Mais pourquoi diable tout ce « reuz » dans Quimperlé ce jour-là ? Les esprits s’échauffaient et les langues se déliaient : les gendarmes restés à la caserne débattaient bruyamment des causes de ce remue-ménage. Dans la rue de la Mairie et sur la place Nationale, ça hurlait, ça s’agitait dans tous les sens, un vrai festival de bras en moulinets et de décibels à faire trembler les murs. Au cœur de ce capharnaüm, les pandores, l’œil affûté et la moustache sérieuse, repéraient sans peine les têtes familières des habitants du Trévoux.

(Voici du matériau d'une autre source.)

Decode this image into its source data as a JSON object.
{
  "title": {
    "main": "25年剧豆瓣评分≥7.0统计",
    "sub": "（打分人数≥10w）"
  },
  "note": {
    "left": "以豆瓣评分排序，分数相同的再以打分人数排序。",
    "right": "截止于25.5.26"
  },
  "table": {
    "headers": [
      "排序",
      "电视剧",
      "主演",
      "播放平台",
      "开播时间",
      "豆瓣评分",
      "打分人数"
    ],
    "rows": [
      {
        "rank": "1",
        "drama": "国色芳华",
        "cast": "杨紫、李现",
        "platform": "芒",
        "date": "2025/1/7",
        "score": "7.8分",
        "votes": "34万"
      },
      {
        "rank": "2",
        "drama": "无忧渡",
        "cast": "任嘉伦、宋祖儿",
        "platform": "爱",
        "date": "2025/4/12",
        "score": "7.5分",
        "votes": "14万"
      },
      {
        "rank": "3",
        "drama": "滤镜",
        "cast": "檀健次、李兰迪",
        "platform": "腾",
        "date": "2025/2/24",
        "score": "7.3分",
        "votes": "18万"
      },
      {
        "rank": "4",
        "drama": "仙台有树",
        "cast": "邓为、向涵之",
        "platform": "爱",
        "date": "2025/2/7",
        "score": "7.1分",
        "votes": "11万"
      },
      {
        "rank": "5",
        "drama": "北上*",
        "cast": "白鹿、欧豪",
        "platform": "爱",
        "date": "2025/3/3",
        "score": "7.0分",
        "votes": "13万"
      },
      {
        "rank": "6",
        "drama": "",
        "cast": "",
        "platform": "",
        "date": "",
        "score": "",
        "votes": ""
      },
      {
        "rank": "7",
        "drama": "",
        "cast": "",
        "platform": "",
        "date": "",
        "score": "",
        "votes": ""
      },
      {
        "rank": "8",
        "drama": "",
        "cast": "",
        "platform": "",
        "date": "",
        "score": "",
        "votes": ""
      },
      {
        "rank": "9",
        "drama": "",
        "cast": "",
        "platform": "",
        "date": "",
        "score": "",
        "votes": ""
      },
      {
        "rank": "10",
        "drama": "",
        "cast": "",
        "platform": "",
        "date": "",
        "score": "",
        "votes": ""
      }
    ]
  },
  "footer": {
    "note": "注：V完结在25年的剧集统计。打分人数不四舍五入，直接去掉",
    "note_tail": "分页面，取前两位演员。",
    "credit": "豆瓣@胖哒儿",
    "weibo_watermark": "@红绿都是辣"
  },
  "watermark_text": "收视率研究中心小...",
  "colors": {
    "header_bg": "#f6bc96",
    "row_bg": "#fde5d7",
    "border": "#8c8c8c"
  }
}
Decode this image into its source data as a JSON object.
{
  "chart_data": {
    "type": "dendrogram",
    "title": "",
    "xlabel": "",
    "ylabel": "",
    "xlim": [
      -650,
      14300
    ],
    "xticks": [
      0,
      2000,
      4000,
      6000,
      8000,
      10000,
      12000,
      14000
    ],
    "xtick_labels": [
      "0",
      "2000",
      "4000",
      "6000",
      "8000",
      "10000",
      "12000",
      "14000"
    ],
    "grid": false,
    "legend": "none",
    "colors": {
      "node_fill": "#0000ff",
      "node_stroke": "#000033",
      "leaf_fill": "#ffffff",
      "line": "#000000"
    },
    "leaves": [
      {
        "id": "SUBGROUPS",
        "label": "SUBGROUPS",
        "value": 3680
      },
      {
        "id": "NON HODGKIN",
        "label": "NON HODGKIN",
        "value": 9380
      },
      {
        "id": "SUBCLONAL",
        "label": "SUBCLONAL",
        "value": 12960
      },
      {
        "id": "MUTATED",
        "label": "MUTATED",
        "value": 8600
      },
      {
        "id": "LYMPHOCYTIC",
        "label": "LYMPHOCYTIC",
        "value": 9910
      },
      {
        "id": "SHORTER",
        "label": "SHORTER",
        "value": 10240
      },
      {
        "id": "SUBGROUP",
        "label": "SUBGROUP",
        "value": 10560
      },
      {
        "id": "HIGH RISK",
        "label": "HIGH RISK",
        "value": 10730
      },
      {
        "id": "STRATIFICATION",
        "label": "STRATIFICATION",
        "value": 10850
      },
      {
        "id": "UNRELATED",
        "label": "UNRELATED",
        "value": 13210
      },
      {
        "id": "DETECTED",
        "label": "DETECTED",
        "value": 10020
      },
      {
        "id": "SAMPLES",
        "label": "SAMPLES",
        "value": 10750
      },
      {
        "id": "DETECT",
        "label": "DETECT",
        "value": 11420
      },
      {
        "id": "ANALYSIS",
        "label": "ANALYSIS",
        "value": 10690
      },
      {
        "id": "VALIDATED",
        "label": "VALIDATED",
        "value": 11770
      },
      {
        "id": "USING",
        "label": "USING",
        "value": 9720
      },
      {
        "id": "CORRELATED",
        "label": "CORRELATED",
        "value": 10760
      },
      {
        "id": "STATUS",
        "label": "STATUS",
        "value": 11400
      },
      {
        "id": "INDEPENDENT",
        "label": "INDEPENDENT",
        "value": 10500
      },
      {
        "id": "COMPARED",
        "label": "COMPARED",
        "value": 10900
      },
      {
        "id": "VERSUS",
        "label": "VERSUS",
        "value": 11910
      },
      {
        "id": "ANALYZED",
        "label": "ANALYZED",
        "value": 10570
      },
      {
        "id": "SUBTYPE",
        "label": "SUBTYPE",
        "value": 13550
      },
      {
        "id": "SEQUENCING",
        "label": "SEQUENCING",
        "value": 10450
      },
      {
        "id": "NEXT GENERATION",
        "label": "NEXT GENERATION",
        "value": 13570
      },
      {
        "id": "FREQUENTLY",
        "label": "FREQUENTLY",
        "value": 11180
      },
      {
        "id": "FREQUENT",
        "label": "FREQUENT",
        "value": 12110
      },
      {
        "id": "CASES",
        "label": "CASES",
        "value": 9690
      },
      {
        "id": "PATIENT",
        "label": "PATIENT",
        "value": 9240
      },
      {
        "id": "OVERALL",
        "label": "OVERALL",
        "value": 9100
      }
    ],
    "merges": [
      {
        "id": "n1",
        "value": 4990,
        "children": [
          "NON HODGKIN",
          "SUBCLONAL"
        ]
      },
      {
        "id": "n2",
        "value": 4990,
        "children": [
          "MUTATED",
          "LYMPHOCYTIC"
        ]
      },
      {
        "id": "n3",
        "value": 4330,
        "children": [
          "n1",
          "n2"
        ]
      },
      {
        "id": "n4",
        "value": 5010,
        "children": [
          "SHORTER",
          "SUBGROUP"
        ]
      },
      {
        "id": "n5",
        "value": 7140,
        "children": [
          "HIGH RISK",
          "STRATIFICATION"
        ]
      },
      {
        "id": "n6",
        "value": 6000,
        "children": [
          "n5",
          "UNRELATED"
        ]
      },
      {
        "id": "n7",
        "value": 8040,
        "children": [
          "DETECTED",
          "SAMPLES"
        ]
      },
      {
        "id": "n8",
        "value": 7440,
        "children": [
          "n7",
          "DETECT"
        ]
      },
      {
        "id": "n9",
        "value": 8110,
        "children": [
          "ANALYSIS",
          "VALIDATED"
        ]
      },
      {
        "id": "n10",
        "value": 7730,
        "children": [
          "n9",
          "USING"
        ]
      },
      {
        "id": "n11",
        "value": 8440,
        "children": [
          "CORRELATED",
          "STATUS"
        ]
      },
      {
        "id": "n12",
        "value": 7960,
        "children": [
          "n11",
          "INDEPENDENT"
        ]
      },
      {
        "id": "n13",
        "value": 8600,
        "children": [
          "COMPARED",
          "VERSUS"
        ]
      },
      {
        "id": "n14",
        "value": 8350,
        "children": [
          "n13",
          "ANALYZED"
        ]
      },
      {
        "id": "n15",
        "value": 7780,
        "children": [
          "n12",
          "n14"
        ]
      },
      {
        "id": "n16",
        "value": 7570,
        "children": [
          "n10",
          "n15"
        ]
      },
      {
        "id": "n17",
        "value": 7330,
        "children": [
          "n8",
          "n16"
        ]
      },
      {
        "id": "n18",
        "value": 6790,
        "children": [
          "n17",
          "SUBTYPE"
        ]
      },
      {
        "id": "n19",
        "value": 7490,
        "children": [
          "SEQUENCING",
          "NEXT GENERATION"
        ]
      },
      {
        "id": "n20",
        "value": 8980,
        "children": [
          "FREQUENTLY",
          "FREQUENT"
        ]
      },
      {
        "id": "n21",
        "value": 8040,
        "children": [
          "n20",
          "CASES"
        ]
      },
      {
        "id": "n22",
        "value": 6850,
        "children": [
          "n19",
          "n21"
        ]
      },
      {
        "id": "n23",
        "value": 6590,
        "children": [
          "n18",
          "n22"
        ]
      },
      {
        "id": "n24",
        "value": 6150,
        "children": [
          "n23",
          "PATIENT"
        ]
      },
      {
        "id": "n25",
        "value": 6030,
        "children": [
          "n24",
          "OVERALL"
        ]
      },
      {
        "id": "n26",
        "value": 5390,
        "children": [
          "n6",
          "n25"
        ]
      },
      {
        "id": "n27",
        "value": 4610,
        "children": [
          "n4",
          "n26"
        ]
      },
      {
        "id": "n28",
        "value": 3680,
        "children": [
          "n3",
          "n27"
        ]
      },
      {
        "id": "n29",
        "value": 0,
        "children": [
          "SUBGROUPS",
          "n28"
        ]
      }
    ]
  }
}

On aurait juré que tout ce petit bourg, pourtant tranquille d’ordinaire, avait fait le serment solennel de débarquer en masse pour envahir Quimperlé, comme une armée en campagne.
Pourquoi tout ce beau monde s’entassait-il autour du tribunal ? La réponse ne pouvait être qu’à la hauteur du spectacle : on jugeait leur curé ! Et vu l’effervescence, ce n’était sûrement pas pour une simple affaire de sermons trop longs… L’affaire du curé, qu’on pourrait croire très locale, se révèle pourtant mêlée à une autre d’ampleur nationale.
Le 3 avril 1907, soit quatre mois avant, les religieuses Ursulines de Quimperlé furent expulsées de leur monastère de Notre-Dame de la Pitié, situé sur les hauteurs de la ville de Quimperlé, au Bel Air. L’expulsion fait suite à la loi du 7 juillet 1904, ou loi relative à la suppression de l’enseignement congréganiste, dite « loi Combes », est une loi de la République française qui « interdit l’enseignement en France à tous les congréganistes et les congrégations religieuses, même autorisées, et organise la liquidation de leurs biens. Cette loi, entraîne la réorganisation de l’enseignement confessionnel par le clergé séculier et l’ouverture de nombreuses écoles privées encadrées par du personnel laïc ou sécularisé. Elle a notablement modifié la carte scolaire et renforcé la sécularisation de l’enseignement en France ».
Le titre de la loi est tout à fait explicite sur son contenu : « Loi relative à la suppression de l’enseignement congréganiste ». Elle entend obliger les frères des écoles chrétiennes à se séculariser ou à cesser d’enseigner ; concrètement, toute demande pour ouvrir une école congréganiste devient tout simplement non recevable.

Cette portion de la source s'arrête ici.